Question

Please hawlp pls.......

Answer 1

Answer:

(a) $A(x)=160x-2x^{2}$

(b) $x=40\textrm{ m}$

(c) Maximum area$=3200$ square meters

Step-by-step explanation:

(a)

Given:

Total length for fencing = 160 m

Width of the rectangle = $x$ m.

Let the other length of the rectangle be $y$ m.

Then, from the figure,

$x+y+x=160\\2x+y=160\\y=160-2x$

Now, area of a rectangle is equal to the product of its length and width.

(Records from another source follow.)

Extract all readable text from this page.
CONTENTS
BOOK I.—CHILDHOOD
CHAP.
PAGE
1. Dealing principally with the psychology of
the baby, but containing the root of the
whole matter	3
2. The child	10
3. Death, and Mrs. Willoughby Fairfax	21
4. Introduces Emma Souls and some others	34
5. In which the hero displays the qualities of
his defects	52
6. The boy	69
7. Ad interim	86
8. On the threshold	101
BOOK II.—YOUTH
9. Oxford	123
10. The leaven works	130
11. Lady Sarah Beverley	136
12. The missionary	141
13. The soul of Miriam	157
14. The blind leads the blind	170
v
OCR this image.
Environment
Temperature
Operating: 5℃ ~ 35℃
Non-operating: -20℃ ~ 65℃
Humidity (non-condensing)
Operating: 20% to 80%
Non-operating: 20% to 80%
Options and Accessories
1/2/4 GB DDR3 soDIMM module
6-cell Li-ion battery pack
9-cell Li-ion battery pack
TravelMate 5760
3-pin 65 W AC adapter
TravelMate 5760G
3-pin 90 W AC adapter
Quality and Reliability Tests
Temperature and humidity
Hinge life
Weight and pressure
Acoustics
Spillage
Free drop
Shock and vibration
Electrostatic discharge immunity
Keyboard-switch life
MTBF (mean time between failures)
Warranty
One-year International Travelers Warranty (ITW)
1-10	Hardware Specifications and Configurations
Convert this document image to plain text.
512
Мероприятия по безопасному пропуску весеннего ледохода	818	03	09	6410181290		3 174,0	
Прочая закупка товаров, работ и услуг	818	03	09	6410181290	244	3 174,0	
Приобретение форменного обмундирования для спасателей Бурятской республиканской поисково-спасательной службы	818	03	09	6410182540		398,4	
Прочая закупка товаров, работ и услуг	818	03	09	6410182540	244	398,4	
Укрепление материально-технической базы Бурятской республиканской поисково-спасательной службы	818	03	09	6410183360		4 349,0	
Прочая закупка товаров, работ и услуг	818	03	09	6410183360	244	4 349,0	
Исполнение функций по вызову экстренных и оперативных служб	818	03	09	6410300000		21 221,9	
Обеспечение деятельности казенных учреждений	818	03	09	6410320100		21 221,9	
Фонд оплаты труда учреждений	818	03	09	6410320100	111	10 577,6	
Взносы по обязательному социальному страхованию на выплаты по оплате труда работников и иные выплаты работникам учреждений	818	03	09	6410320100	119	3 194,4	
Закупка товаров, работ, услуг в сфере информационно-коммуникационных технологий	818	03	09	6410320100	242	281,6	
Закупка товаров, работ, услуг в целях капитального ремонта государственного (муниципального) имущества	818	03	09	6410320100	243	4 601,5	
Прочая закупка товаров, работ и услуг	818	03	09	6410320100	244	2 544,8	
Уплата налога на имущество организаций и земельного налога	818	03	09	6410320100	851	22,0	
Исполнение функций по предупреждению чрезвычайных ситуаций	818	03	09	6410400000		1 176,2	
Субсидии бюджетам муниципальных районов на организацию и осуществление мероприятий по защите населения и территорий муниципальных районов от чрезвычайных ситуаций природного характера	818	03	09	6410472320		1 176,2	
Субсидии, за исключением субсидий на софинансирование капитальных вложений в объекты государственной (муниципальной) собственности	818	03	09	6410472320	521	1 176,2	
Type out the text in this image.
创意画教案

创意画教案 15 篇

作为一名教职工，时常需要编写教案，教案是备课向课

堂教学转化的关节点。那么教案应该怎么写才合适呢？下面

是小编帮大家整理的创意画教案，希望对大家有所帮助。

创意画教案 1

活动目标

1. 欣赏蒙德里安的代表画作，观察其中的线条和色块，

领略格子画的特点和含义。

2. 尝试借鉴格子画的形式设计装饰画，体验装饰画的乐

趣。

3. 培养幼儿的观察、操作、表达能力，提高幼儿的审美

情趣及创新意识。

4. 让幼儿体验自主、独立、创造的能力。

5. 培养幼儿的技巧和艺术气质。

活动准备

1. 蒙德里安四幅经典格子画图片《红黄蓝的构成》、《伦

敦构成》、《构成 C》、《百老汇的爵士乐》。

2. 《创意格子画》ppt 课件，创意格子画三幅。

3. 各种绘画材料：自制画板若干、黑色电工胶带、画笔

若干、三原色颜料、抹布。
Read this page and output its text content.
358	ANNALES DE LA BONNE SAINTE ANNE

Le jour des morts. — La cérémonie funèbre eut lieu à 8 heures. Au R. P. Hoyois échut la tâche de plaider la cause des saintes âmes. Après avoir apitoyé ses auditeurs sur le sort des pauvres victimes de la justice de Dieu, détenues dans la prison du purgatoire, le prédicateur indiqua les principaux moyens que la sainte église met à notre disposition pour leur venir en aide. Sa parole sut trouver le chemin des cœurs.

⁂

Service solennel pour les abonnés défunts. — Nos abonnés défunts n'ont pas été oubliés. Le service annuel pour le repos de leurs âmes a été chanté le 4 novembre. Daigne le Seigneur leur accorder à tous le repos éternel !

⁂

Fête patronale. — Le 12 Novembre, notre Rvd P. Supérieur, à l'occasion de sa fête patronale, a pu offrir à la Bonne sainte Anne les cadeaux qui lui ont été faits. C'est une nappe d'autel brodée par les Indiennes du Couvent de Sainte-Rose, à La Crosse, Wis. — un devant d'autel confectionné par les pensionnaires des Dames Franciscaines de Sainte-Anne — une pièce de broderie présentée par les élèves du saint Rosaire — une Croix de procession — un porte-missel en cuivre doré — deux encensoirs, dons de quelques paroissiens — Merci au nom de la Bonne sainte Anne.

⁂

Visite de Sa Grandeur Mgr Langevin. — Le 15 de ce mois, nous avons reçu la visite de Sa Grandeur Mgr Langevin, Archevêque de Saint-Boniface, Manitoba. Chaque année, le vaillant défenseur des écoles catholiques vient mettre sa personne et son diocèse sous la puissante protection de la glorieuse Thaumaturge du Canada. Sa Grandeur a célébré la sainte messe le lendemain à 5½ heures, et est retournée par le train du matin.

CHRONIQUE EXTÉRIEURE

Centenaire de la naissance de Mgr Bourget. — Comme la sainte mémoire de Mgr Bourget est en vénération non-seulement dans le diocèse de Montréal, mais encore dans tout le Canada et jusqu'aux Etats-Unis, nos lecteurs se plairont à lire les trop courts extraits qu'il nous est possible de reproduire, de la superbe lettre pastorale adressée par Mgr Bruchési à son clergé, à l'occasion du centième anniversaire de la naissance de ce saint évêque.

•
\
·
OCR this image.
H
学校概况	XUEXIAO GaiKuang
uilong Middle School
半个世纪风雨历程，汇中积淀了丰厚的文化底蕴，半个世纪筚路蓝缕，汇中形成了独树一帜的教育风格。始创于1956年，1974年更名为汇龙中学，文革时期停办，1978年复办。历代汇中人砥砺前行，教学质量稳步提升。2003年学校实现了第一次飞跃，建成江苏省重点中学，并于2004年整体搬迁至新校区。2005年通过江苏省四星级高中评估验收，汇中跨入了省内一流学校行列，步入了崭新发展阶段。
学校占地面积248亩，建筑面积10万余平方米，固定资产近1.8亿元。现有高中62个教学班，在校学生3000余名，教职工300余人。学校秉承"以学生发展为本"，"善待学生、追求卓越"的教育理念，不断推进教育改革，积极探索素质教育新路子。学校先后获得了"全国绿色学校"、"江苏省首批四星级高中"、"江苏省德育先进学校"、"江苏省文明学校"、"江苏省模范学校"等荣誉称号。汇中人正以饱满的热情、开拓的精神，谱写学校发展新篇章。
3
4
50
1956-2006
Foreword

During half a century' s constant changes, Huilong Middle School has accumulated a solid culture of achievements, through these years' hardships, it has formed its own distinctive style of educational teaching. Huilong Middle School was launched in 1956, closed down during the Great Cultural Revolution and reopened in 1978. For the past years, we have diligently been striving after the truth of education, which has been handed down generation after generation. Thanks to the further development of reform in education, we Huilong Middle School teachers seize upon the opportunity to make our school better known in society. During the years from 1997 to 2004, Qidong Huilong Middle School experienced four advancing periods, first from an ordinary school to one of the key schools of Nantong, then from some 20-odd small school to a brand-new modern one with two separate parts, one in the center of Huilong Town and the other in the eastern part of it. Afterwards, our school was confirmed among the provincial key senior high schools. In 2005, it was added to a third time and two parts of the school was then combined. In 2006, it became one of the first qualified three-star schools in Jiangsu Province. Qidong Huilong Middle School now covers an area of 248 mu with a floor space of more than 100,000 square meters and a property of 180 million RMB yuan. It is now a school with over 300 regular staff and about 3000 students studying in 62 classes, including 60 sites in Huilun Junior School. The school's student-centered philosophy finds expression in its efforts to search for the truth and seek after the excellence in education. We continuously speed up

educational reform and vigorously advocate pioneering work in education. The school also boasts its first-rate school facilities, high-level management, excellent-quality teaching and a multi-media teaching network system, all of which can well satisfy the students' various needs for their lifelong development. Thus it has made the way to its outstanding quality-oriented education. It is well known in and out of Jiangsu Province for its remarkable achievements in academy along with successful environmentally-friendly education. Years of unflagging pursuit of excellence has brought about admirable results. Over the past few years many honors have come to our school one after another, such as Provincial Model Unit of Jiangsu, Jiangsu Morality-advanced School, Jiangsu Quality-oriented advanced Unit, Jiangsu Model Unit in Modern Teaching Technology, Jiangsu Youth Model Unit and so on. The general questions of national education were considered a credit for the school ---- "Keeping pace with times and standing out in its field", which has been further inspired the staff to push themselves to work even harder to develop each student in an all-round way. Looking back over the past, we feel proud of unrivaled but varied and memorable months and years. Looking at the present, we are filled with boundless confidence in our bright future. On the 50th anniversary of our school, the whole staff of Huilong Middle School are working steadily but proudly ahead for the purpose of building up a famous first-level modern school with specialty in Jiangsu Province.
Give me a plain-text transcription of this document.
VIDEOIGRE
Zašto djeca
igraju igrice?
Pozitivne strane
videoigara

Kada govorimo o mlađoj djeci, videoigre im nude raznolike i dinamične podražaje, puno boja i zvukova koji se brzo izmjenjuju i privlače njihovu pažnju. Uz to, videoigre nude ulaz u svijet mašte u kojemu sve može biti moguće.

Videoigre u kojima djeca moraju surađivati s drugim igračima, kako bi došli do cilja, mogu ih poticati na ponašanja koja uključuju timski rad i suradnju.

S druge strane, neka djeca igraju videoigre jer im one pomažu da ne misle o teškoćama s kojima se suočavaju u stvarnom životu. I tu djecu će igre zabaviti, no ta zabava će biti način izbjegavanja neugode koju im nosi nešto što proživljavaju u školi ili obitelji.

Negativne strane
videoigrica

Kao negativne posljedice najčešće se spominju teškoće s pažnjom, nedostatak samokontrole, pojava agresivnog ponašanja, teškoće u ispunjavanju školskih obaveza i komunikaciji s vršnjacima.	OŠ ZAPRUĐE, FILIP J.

So, area is, $A(x)=xy=x(160-2x)=160x-2x^{2}$

(b)

Given:

$A(x)=160x-2x^{2}$

For maximum area, derivative of area with respect to $x$ must be 0.

So, $\frac{dA}{dx}=0\\\frac{d}{dx}(160x-2x^{2})=0\\160-4x=0\\4x=160\\x=\frac{160}{4}=40\textrm{ m}$

Therefore, for maximum area, $x=40\textrm{ m}$.

(c)

Given:

$A(x)=160x-2x^{2}$

Maximum area occurs at $x=40$. Plug in 40 for $x$ in $A(x)$ expression. This gives,

Maximum area is,

$A(x=40)=160(40)-2(40)^{2}\\A(x=40)=6400-2\times 1600\\A(x=40)=6400-3200=3200\textrm{ }m^{2}$

Therefore, maximum area is 3200 square meters.